The formula rarely varies. Washington think-tanks feature a couple foreign usual suspects—minor ministers from important countries, senior ministers from minor-league states, and/or a potpourri of international businessmen, activists, and bureaucrats. Together they plot how to “strengthen relations,” meaning, have Washington spend more money, sacrifice more sovereignty, add more troops, and accept more obligations.

These sessions normally conclude with harmonized wailing about the possibility that the establishment’s wonderful efforts could come to naught if the American people do something really stupid, like elect someone who cares more about their wishes than those of foreign elites. U.S. and foreign participants often achieve a near-perfect Vulcan mind-meld, according to which it is nearly impossible to tell who is serving in American institutions and who is representing foreign interests.

The only occasional dissonance comes from foreign participants about their roles. They certainly expect the U.S. to increase its efforts in most every area. But they usually resist requests that allies reciprocate by doing more, at least in any measurable degree. After all, other nations have economic problems. And face political barriers. Their resources are limited. And there always seems to be a crisis around the corner. So, Washington should temper its expectations, as it has done for, say, the last 74 years for NATO.

American and foreign participants played Trump before, but they cannot rely on him making the same mistakes if he returns. He still might not truly understand Washington, but he certainly knows who his enemies are. He would be unlikely to staff another administration with Never Trumpers ready to lie to him and determined to thwart his policies. Rather, if inaugurated on January 20, 2025, Trump likely would appoint true believers from the start. And then the troop withdrawals might really begin.

For the establishment, that brings to mind Theodore Roosevelt’s overwrought and underthought claim that “We stand at Armageddon and we battle for the Lord.” If even one U.S. soldier is removed from Europe, Russian forces would be marching down the Unter den Linden and Champs-Elysees, and heading to the Atlantic Ocean. Failure to back the smallest, least important territorial claim by an ally or partner in the Asia-Pacific would turn the waters into a Chinese lake. And refusing to support even the most brutal Middle Eastern “friend” would risk triggering a modern Armageddon by Iran, or maybe China or Russia.

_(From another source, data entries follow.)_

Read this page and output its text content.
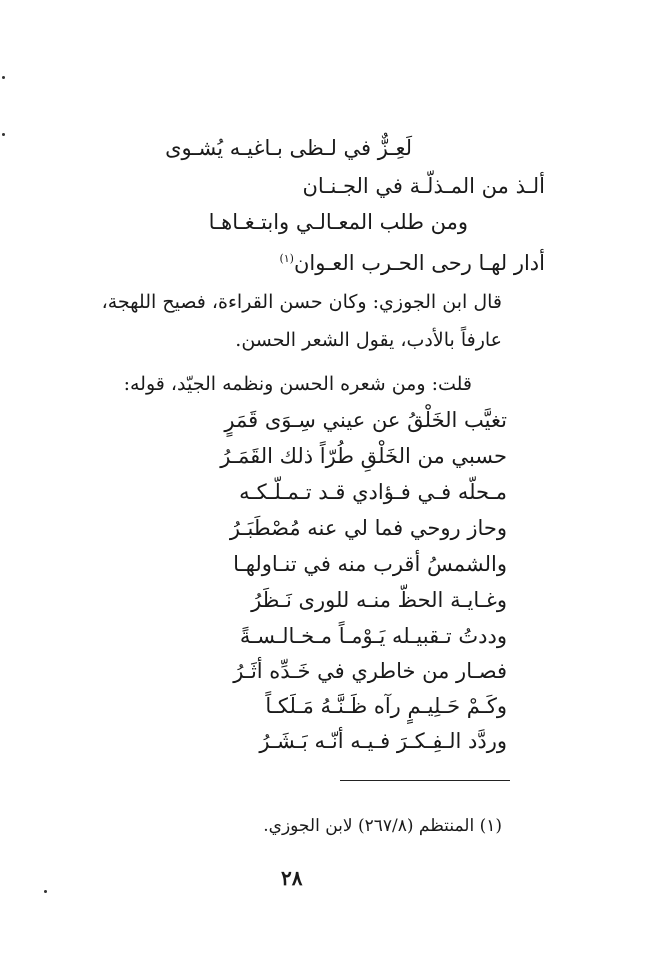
لَعِـزٌّ في لـظى بـاغيـه يُشـوى
ألـذ من المـذلّـة في الجـنـان
ومن طلب المعـالـي وابتـغـاهـا
أدار لهـا رحى الحـرب العـوان$^{(١)}$
قال ابن الجوزي: وكان حسن القراءة، فصيح اللهجة،
عارفاً بالأدب، يقول الشعر الحسن.
قلت: ومن شعره الحسن ونظمه الجيّد، قوله:
تغيَّب الخَلْقُ عن عيني سِـوَى قَمَرٍ
حسبي من الخَلْقِ طُرّاً ذلك القَمَـرُ
مـحلّه فـي فـؤادي قـد تـمـلّـكـه
وحاز روحي فما لي عنه مُصْطَبَـرُ
والشمسُ أقرب منه في تنـاولهـا
وغـايـة الحظّ منـه للورى نَـظَرُ
وددتُ تـقبيـله يَـوْمـاً مـخـالـسـةً
فصـار من خاطري في خَـدِّه أثَـرُ
وكَـمْ حَـلِيـمٍ رآه ظَـنَّـهُ مَـلَكـاً
وردَّد الـفِـكـرَ فـيـه أنّـه بَـشَـرُ
(١) المنتظم (٢٦٧/٨) لابن الجوزي.
٢٨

Of course, Trump’s personal and official failings are many. His policy views are far from consistent. He promoted military confrontation when it suited him. His fidelity to the Constitution seems minimal. And he failed to act decisively as president, despite possessing the constitutional authority to end foolish wars and bring troops home from combat zones.

Nevertheless, the consternation in Washington and abroad at having an American president who simply talked about ending wasteful, dangerous, expensive, and needless military commitments was enormous. That is why so many members of the defense establishment and their foreign confederates remain shell-shocked. Every ambitious proposal they advance is bedeviled by fears that he could return and ruin their grandiose plans for the future.

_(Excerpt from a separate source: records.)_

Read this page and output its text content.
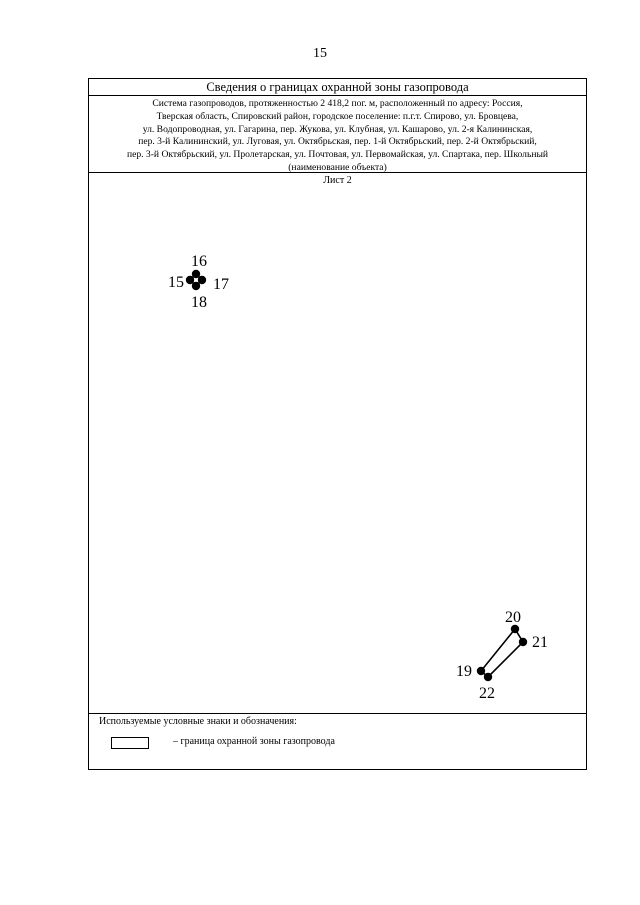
15
Сведения о границах охранной зоны газопровода
Система газопроводов, протяженностью 2 418,2 пог. м, расположенный по адресу: Россия,
Тверская область, Спировский район, городское поселение: п.г.т. Спирово, ул. Бровцева,
ул. Водопроводная, ул. Гагарина, пер. Жукова, ул. Клубная, ул. Кашарово, ул. 2-я Калининская,
пер. 3-й Калининский, ул. Луговая, ул. Октябрьская, пер. 1-й Октябрьский, пер. 2-й Октябрьский,
пер. 3-й Октябрьский, ул. Пролетарская, ул. Почтовая, ул. Первомайская, ул. Спартака, пер. Школьный
(наименование объекта)
Лист 2
16
15 17
18
20
21
19
22
Используемые условные знаки и обозначения:
– граница охранной зоны газопровода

The American people deserve a real foreign policy choice. Their president should put them first. That means not sacrificing lives and wealth to defend others unless America’s future is also in danger. If Trump wins again, one reason will be the refusal of so many in D.C. to think as much about the residents of mid-American “flyover territory” as foreign satraps with whom they mingle in seminars and cocktail parties. Trump is made more popular by the enemies he makes.